Posted by Tim Stobbs on October 29, 2014
Ugh, if I read one more article about work-life balance that doesn’t provide any useful ideas or solutions I may have to vomit. Seriously people, I understand we are all very busy but can’t the media take a bit of time to come up with something useful for the average person.
It’s interesting that we tend to paint ourselves as the hero (or heroine) of our story, we are suffering in our daily struggle, but that is to be accepted. After all, there really isn’t anything to do to improve our work-life balance. Technology has invaded our personal life and now work won’t leave us alone even when we are at home. Then there are the constant cut backs at work that squeeze more and more effort out of our remaining time there so we have no choice but to work longer to keep things up. Yet there is one big problem with this paragraph: it is utter bullshit.
So without further ado let’s deconstruct the myths in that last paragraph:
- Technology has invaded our personal lives – This is so common of a myth that people complain about it on their bloody personal phones as an issue. So here is the reality, take some control and ownership of the issue. First disable all those horrible notifications on your apps. You don’t need a ping noise every time someone likes your last Facebook post so turn it off. Then turn off all the other ones except perhaps the ones you do actually find useful…like when someone texts you. Then proceed to develop some healthy habits with your phone…like it is ok to ignore it while driving. The world won’t end if the other person has to wait 10 minutes until you are home to answer a text. Then also learn it is ok not to read your work email after hours. I glace at the title of my emails and unless it is in all caps saying “ANSWER THIS NOW OR YOUR ARE FIRED” I will get to it tomorrow.
- We have no choice to work longer to keep things up – I really hate statements like this, but in fact just because the choice is not very pleasant doesn’t mean you can’t make a choice. I personally choose to put in my agreed 40 or so hours a week and then forget about it. I do the best I can, but realized years ago that I’m NEVER getting caught up on my work. Because even if I managed to do that they would just give me more to do. So by working longer hours all you are doing is putting a band aid on a gun shot wound. Face the fact that you don’t have enough resources or you are doing things you don’t need to do. Learn to say to requests, “That’s nice, but I can’t help you.” or go with the classic “No!”. By working longer, you are just making things worse for yourself.
- We are suffering in our daily struggle, but that is to be accepted – Dear lord, what the hell is wrong with you people that you thinking suffering is to be accepted or normal?!?! Suffering isn’t normal and frankly a lot of your issues are of your own making. You worry what others think of your work (ie: should I put this in the report, will they get mad at me for telling them someone bad?), you don’t want to be the guy that leaves early or comes in late or you think that if you suffer long enough you will get some sort of reward.
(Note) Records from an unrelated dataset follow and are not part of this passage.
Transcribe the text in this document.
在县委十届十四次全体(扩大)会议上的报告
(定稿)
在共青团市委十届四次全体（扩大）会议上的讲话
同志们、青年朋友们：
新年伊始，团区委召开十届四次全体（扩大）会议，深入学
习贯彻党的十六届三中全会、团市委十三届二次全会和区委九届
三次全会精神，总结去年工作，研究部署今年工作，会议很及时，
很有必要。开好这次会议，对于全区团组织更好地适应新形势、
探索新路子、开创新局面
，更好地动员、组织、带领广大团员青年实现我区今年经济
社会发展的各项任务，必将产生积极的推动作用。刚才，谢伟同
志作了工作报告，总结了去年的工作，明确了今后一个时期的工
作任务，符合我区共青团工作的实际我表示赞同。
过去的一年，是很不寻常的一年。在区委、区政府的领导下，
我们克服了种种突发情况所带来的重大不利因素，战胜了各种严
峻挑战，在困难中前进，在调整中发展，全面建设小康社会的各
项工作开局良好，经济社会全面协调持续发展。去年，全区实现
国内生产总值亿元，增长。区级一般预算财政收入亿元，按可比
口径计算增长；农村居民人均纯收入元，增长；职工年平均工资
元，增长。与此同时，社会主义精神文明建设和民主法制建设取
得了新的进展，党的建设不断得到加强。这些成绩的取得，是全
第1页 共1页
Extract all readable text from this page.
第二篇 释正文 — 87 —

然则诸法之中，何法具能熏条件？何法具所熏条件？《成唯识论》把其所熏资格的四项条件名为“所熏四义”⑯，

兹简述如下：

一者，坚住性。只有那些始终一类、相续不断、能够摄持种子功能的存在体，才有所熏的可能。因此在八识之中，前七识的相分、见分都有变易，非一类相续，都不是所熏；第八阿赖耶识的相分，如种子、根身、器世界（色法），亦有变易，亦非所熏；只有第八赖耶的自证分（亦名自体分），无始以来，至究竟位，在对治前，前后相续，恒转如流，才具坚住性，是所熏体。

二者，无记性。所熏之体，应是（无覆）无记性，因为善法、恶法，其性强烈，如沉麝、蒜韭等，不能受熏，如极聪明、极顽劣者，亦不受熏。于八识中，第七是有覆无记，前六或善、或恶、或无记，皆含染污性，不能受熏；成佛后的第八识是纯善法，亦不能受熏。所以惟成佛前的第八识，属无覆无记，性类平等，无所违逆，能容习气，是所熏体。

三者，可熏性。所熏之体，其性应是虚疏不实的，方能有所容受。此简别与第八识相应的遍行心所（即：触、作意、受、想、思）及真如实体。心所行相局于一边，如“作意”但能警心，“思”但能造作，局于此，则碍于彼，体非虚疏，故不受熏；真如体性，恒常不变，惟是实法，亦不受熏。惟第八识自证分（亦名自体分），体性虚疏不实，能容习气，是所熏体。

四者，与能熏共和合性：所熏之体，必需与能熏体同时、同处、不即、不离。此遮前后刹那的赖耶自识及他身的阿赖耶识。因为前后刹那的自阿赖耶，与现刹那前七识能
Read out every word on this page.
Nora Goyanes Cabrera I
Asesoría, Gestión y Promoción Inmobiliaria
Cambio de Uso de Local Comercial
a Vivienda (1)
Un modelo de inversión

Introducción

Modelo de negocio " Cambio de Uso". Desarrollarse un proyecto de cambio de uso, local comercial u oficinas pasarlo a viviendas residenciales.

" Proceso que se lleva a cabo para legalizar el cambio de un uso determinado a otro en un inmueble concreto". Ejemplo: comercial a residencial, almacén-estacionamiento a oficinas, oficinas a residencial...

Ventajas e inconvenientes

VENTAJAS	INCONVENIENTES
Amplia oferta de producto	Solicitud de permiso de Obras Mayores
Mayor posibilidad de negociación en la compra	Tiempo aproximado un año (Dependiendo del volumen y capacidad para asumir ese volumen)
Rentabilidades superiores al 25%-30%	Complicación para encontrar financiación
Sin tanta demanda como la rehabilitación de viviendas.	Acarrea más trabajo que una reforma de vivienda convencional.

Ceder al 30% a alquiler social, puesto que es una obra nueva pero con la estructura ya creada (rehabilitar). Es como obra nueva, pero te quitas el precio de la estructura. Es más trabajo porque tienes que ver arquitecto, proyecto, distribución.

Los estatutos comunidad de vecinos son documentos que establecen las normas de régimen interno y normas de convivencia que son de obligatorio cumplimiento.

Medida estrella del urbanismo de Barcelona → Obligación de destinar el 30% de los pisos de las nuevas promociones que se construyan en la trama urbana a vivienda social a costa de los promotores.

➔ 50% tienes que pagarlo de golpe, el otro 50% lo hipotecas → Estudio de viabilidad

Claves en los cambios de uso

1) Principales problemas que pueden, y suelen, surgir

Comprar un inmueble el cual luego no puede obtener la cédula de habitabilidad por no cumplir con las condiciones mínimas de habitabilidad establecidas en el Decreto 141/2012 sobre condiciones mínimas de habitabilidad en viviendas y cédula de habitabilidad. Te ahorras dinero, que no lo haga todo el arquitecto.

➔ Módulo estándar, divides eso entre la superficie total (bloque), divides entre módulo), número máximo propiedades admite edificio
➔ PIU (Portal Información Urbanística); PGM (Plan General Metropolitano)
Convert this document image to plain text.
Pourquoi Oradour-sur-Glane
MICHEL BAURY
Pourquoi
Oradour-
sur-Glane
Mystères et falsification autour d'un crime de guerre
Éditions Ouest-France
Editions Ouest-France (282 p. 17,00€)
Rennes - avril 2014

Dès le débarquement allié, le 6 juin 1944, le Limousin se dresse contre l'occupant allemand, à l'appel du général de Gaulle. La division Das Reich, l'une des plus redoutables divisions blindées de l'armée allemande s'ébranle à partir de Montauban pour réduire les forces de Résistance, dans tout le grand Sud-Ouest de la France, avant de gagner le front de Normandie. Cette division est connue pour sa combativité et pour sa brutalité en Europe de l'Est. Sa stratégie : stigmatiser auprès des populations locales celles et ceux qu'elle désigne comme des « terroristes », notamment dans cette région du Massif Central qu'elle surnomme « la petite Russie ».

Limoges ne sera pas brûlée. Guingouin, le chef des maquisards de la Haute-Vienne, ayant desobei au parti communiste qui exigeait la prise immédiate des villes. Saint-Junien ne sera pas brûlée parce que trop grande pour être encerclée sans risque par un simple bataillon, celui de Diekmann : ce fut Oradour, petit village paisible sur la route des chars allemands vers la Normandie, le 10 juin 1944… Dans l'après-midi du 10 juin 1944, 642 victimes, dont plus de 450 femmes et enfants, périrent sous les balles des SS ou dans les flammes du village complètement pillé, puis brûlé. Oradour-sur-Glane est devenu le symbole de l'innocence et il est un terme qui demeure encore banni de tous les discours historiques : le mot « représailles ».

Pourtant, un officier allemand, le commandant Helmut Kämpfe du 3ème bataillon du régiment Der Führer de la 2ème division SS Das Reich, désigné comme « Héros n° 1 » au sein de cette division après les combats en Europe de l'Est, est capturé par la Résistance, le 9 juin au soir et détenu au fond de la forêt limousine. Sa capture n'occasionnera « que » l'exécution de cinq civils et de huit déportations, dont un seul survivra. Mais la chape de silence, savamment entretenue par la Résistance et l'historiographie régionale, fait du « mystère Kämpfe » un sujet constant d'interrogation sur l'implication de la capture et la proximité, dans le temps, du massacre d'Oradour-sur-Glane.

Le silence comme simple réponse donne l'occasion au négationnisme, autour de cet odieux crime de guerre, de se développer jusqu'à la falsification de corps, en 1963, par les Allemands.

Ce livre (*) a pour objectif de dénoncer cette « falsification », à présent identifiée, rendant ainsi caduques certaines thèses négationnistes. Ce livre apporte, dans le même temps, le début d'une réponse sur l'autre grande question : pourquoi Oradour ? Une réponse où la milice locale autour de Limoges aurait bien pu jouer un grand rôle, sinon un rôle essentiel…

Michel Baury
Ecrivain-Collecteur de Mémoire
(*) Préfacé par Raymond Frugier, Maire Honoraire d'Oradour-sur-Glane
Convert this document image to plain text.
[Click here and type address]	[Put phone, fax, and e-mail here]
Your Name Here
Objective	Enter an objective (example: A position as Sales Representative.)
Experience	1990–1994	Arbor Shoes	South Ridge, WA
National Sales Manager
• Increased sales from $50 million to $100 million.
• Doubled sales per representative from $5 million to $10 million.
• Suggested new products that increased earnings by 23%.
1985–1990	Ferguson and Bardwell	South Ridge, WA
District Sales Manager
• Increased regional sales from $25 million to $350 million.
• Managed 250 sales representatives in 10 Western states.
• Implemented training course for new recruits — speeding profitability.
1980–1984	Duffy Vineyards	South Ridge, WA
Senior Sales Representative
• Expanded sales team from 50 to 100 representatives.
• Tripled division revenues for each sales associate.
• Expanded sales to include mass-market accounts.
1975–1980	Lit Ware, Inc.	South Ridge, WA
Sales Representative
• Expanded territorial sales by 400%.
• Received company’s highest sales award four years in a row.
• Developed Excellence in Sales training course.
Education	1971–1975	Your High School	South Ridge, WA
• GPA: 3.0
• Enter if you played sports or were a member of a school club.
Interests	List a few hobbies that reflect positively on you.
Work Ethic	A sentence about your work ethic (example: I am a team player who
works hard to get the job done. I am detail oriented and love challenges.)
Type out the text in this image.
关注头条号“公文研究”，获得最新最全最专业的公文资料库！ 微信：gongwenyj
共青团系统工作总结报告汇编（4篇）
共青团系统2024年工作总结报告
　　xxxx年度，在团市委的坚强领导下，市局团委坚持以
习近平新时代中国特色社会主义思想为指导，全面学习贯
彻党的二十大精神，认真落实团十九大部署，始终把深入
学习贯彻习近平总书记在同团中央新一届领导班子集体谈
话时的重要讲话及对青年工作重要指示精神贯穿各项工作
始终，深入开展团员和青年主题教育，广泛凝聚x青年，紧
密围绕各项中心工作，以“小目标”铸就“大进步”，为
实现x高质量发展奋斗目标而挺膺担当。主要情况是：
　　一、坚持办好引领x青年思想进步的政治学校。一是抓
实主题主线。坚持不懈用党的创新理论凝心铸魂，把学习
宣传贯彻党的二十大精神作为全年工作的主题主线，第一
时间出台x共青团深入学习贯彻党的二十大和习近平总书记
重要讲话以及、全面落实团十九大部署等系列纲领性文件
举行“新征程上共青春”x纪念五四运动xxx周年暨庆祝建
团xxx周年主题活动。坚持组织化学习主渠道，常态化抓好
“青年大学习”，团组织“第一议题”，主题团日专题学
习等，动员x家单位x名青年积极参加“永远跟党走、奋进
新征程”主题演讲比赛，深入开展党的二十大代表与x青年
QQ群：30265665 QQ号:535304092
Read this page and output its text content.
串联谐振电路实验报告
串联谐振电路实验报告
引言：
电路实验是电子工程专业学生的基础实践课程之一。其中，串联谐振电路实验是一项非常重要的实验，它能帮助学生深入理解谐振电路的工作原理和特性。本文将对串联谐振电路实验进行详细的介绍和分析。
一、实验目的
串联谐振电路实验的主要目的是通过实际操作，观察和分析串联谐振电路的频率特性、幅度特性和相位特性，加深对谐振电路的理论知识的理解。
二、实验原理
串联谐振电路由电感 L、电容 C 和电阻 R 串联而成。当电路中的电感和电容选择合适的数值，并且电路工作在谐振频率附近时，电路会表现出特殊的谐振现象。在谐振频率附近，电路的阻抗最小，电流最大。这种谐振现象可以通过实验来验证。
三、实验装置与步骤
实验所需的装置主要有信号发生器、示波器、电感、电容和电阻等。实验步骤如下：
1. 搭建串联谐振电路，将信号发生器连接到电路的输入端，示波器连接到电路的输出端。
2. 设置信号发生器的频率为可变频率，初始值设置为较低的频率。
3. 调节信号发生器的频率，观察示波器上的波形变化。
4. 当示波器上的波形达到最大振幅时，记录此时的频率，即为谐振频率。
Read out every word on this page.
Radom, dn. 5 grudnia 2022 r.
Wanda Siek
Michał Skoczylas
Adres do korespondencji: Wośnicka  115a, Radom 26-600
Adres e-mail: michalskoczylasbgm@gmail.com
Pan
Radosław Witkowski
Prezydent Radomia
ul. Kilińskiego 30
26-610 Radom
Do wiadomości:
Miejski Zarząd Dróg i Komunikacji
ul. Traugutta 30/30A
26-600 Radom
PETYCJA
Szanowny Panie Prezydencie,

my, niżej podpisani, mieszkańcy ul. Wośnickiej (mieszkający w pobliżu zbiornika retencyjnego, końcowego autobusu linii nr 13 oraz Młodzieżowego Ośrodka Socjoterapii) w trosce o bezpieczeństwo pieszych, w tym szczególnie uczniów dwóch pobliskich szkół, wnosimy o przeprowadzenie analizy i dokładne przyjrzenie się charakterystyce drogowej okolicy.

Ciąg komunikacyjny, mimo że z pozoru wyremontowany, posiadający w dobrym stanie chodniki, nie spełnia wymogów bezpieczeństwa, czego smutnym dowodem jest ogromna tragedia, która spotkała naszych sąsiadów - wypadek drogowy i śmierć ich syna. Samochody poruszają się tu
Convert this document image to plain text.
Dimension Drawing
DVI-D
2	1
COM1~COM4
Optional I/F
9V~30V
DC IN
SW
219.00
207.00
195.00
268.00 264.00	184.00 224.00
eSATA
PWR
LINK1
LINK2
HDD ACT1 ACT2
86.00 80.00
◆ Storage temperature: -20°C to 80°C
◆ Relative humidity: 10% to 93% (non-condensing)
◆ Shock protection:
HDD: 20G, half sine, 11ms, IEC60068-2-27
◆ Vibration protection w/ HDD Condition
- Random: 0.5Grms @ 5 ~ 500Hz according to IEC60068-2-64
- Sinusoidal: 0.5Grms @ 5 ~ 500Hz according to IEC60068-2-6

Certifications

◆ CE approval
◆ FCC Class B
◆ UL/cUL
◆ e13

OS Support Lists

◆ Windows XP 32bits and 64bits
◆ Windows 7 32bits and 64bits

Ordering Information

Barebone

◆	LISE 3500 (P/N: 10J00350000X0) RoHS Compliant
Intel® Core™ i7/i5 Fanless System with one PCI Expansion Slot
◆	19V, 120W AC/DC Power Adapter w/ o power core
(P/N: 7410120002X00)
Screw all that you can’t control what other people think of you so stop worrying about it. I personally always put the bad news in my reports (otherwise how do management know about it?), I occasionally come in late because of traffic or leave early because I have nothing I can get done in 10 minutes anyway. Then lastly, suffering never results in a promotion, sorry to shatter your illusions.
Then of course there is the ultimate solution to work-life balance…work less! Shocking I know but the majority of people I know really shouldn’t be working full time based on what they have going on in their lives. So either get rid of more of your life or get rid of more of your work. Then you have a hope to hit a balance point but the in mean time stop beating on your head and complaining about the headache…instead try something novel like do something about it.
This rant was brought to you by coffee, too much work and inspired by the Globe and Mail.